A new survey conducted by the Centre for Indigenous Knowledge and Organizational Development (CIKOD) has revealed that most farmers in the country are unaware of government’s main agriculture policy programme targeted at addressing issues of food security in the country.
Despite the roll out of government’s flagship agriculture programme ‘Planting for Food and Jobs’(PFJ), the survey showed that most farmers in the country do not have adequate information on the programme due to lack of coordination between the implementing agencies.
The situation, according to the survey, has created an atmosphere that encourages the uneven distribution of farm inputs such seeds, fertilizer, and farming machines.
Presenting the details of the survey, the Coordinator, Dr. Sylvester Ayambila, said 54 percent of respondents were of the view that the various government policies on food security did not adequately address the issues, while 31 percent were less optimistic and only 15 percent hopeful.
“From the farmers you can see that they don’t have much information or education about ecosystem farming, leading to inadequate access to improved varieties of seed, improve irrigation systems, as well as lack of infrastructure to farming communities.”
Other challenges identified by the survey include the menace of synthetic agrochemicals, government policies which are heavily promoting industrial and environmentally destructive food production practices, and the issue of profit driven mind set at the expense of the environment and human health.
The survey also pointed out that there is no support, motivation and encouragement for service providers due to a lack of funding commitment from government.
It added that there is a weak structure for communities and stakeholders to assess progress and enablers for food security, as well as a weak market structure and access by rural farmers
To remedy the situation, the survey showed that 80 percent of rural farmers were of the view that the Ministry of Agriculture should lead in the implementation of the national food policy at all levels to enhance coordination and accountability.
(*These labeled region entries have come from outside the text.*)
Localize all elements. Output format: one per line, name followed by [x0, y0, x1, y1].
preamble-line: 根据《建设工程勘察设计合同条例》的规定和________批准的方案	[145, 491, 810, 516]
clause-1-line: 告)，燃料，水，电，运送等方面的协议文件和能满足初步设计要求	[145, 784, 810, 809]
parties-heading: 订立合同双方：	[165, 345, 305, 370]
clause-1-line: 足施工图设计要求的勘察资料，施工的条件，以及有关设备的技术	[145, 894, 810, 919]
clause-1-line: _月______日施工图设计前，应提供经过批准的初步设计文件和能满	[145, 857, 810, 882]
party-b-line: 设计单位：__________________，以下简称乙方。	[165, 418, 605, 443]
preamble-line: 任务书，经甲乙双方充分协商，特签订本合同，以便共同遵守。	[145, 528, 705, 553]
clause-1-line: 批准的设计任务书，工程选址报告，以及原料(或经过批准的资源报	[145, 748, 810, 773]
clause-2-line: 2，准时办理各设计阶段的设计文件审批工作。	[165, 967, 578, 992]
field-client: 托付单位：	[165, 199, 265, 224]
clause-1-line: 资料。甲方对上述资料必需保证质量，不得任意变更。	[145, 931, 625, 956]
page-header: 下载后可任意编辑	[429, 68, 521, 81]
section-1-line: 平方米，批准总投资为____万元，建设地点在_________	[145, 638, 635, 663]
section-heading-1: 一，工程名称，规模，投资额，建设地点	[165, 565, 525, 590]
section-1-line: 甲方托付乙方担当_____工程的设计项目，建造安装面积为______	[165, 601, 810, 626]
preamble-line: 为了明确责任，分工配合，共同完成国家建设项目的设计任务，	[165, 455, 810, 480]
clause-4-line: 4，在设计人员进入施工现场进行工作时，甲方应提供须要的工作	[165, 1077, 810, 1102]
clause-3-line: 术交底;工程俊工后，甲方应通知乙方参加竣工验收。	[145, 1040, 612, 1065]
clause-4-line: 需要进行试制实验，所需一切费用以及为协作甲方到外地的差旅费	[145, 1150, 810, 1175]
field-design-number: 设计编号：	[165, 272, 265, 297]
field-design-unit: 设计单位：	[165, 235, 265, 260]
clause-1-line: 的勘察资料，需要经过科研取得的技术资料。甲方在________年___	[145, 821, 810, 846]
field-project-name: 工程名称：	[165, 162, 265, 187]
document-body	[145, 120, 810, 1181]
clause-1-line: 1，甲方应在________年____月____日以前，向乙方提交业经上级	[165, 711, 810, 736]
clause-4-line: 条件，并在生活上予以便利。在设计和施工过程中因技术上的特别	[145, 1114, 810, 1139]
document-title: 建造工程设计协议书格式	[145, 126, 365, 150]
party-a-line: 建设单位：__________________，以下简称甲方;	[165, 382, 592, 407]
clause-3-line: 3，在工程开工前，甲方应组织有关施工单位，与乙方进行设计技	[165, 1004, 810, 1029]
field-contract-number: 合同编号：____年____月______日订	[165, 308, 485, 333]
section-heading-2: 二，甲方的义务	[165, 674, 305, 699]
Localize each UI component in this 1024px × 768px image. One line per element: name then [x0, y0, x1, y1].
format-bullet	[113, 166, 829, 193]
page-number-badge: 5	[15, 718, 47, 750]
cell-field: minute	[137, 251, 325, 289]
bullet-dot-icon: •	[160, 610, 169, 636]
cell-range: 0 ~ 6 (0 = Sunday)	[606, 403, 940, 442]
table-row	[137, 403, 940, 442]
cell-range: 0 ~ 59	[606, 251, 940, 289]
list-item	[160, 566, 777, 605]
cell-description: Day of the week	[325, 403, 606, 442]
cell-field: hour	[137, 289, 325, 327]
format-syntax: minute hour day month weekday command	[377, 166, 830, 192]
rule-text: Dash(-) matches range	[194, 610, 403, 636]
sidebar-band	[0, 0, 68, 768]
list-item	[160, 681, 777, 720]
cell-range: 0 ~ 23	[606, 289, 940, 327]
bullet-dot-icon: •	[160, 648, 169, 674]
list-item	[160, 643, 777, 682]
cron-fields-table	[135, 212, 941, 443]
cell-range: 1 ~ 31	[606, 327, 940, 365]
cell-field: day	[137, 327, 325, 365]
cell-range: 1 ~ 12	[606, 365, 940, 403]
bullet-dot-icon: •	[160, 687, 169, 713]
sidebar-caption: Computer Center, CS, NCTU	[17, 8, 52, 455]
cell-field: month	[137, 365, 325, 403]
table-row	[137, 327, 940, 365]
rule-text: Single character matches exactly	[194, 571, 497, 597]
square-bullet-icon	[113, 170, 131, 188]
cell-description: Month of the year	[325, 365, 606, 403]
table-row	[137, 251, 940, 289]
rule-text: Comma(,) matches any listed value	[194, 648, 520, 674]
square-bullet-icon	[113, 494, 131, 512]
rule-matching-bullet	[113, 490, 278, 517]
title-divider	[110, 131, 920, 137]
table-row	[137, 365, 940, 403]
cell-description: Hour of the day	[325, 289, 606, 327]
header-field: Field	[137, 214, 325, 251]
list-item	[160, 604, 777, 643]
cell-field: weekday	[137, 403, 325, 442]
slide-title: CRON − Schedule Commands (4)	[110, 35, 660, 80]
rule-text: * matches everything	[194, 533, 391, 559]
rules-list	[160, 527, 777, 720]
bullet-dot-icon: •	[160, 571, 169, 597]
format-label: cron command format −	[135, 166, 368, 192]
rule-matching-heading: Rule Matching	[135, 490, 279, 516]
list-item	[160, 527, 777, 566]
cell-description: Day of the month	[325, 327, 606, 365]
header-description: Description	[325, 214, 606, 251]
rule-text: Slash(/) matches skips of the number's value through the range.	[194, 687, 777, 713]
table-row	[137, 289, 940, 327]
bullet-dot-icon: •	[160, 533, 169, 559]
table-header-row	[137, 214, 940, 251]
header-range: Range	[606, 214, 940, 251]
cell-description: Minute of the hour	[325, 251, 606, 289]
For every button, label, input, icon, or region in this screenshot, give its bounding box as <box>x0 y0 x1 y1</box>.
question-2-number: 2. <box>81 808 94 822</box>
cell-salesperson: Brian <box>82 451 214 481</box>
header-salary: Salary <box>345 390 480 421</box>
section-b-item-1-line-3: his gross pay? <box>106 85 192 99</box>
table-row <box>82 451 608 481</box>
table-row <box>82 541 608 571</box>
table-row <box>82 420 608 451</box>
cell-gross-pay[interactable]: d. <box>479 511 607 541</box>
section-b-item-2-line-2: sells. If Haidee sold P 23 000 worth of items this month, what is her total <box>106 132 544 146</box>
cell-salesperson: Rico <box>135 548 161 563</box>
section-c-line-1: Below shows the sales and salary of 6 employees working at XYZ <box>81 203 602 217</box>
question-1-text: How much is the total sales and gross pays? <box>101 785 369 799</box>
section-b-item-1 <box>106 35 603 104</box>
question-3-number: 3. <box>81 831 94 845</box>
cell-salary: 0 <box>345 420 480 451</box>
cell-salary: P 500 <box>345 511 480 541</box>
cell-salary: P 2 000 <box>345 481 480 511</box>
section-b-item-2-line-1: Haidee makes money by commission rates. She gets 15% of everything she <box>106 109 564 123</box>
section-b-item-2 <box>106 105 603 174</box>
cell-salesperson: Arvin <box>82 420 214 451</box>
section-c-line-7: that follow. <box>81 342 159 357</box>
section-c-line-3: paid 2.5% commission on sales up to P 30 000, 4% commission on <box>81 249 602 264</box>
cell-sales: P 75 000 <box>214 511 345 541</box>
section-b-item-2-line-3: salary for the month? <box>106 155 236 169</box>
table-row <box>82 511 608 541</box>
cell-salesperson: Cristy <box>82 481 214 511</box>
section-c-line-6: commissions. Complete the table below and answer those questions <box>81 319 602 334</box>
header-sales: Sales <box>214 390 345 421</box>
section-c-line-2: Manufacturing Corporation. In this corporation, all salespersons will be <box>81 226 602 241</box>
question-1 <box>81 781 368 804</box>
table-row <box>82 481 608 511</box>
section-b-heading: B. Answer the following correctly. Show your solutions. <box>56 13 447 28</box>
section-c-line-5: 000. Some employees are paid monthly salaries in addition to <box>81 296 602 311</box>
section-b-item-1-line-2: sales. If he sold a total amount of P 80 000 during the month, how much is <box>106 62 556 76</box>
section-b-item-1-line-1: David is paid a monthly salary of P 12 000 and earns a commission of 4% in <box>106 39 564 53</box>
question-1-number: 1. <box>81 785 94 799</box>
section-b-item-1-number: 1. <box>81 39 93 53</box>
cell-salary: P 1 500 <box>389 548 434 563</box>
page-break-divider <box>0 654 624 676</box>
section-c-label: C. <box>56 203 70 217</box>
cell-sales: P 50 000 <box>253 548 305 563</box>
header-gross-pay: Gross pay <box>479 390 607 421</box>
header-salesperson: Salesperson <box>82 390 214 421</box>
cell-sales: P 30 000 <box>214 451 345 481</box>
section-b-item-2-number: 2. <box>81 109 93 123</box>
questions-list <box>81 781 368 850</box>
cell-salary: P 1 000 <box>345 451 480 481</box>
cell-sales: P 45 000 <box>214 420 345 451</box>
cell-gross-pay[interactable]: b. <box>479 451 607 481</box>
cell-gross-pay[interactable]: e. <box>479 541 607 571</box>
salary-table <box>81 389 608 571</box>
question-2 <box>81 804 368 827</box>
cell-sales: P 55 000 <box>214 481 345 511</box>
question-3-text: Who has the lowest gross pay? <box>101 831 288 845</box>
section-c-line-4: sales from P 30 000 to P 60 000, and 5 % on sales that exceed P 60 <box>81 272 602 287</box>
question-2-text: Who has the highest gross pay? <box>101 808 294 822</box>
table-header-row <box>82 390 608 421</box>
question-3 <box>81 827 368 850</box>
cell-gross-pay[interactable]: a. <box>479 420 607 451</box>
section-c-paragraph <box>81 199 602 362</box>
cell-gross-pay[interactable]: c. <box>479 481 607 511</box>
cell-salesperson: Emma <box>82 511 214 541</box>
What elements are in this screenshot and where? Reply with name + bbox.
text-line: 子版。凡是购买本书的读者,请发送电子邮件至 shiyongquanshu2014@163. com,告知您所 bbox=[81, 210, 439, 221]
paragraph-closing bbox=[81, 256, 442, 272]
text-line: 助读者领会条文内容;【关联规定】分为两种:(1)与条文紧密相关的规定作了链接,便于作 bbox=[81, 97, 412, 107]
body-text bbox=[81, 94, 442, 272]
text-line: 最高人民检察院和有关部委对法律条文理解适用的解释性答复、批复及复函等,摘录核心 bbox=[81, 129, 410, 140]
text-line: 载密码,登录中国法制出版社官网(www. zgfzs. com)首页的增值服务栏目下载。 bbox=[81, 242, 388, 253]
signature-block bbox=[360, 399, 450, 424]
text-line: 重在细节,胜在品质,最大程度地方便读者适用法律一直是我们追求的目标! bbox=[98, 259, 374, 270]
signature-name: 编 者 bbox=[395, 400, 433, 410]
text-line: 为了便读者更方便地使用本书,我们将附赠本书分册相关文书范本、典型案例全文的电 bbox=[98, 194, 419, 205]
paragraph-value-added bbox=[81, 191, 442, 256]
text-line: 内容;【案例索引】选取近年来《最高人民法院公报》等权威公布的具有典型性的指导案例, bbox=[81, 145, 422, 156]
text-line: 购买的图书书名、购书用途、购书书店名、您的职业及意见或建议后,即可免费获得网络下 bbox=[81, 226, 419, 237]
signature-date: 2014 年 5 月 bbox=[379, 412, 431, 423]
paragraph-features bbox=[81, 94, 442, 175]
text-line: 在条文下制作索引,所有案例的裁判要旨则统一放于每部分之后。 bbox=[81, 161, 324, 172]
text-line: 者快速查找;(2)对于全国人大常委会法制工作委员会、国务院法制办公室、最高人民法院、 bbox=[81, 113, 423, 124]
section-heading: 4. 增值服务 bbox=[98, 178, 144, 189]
“There must be engagement with policy makers. Example, agriculture think tanks and a deliberate coordination between various stakeholders by adopting a public private partnership to help put proper monitoring systems in place,” it stated.
The document also recommended the Identification and creation of appropriate synergies and trade-offs between the various dimensions of food security as well as moves to increase coordination between different policy making communities such as agriculture, fisheries, forestry and public health to align various policies.
“We must also focus on improving efficiency and productivity of producer and also market issues for farmers by making provisions for price guarantee to farmers which covers production cost”.